As Douglas McIntyre points out in his March 3rd blog, China’s economy is even a measure of our own recovery: “China’s GDP has to stop falling and hold at a level of 6% growth. If it drops well below that, it means that demand for inexpensive manufactured goods in the US, UK, and EU has dried up completely. If China economic expansion holds, even at levels that are low compared to the last decade, there is a sign that economic activity in the West still has a pulse.” 2008 showed a 6.8% growth, and while the Chinese government believes that it can push growth to 8%, most analysts suggest that even 6% is optimistic, but it is still growth! We’re contracting!

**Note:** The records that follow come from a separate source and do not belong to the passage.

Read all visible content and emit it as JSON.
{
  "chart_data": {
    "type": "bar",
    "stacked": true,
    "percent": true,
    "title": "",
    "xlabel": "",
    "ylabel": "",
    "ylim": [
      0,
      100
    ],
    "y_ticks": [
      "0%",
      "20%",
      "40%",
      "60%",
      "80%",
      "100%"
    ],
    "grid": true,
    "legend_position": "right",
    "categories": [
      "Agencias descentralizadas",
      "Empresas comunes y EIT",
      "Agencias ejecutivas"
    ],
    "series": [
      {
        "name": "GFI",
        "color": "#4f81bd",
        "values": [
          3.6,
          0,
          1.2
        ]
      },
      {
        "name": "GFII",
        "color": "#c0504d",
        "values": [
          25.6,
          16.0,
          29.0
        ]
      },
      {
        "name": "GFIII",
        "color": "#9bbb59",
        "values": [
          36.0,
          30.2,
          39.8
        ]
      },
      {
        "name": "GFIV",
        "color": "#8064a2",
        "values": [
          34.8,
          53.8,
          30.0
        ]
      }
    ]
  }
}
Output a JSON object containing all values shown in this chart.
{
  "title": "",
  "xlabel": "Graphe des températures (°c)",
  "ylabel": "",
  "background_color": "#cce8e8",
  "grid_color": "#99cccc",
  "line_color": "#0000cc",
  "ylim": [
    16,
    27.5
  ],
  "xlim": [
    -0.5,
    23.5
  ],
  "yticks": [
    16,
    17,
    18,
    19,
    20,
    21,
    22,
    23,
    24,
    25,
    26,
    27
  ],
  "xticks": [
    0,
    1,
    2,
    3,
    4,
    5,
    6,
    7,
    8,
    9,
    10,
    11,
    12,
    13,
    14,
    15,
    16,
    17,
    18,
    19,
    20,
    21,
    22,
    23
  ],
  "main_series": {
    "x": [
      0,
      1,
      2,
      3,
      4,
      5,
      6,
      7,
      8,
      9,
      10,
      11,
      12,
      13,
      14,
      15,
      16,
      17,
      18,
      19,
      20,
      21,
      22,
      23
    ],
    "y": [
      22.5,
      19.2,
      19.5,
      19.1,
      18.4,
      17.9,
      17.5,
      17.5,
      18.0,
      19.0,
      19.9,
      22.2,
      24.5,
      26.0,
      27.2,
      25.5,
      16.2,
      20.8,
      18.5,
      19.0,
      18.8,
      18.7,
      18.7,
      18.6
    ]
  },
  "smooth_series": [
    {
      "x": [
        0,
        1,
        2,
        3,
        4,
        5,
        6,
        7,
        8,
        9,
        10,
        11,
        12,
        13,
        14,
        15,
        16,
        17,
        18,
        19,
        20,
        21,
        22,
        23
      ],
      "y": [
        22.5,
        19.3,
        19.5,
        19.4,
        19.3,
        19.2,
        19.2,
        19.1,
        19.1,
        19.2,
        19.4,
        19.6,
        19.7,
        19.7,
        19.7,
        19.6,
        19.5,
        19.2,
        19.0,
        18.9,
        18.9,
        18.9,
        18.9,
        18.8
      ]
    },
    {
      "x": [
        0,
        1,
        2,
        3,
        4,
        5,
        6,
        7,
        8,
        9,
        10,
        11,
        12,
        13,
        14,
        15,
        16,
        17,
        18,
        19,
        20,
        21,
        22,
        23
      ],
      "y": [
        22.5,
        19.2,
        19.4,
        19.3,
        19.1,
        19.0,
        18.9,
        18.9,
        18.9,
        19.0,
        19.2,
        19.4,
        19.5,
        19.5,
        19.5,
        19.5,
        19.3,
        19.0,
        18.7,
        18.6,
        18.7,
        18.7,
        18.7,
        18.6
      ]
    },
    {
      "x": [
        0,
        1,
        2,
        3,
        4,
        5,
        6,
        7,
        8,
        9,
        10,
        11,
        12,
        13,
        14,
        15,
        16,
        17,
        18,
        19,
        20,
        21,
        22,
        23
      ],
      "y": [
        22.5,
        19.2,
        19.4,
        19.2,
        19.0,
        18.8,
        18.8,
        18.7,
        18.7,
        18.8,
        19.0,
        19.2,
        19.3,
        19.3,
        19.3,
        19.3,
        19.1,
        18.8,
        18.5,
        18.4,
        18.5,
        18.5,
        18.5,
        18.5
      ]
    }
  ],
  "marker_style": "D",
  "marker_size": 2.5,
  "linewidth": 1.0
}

So Chinese-American interdependence may be the force that saves the economic world – if that relationship remains intact. “Chimerica” is a word coined by Harvard Professor, Niall Ferguson, who made this recent comment (the February 23rd www.theglobeandmail.com) about whether or not China will truly cooperate with the United States in dealing with this economic maelstrom: “They have nowhere else to go. They have no other strategy that they can adopt in time to cushion the blow. Their exports are contracting at a terrifying speed. They want at all costs to avoid any kind of big shift in policy. They want to keep, as far as possible, the U.S. importing Chinese goods. They want to keep currencies stable. They are still buying dollars … At least officially, Chimerica is intact. But I stress ‘officially' because there's considerable public disquiet.” If Chimera stops functioning, all bets are off.
Hillary Clinton, touring an energy-efficient power plant in Beijing on her Asia trip, stressed the need for a joint U.S./PRC effort in discovering and building technologies to reduce greenhouse emissions. This may be a part of the solution, if the Chinese buy in, but most of that new growth will come from within China herself – if her leaders so decide. In a world where hope is in short supply and the answers defy the most educated experts and government leaders, it is well worth noting that solutions may well come from unexpected places.
I’m Peter Dekom, and I approve this message.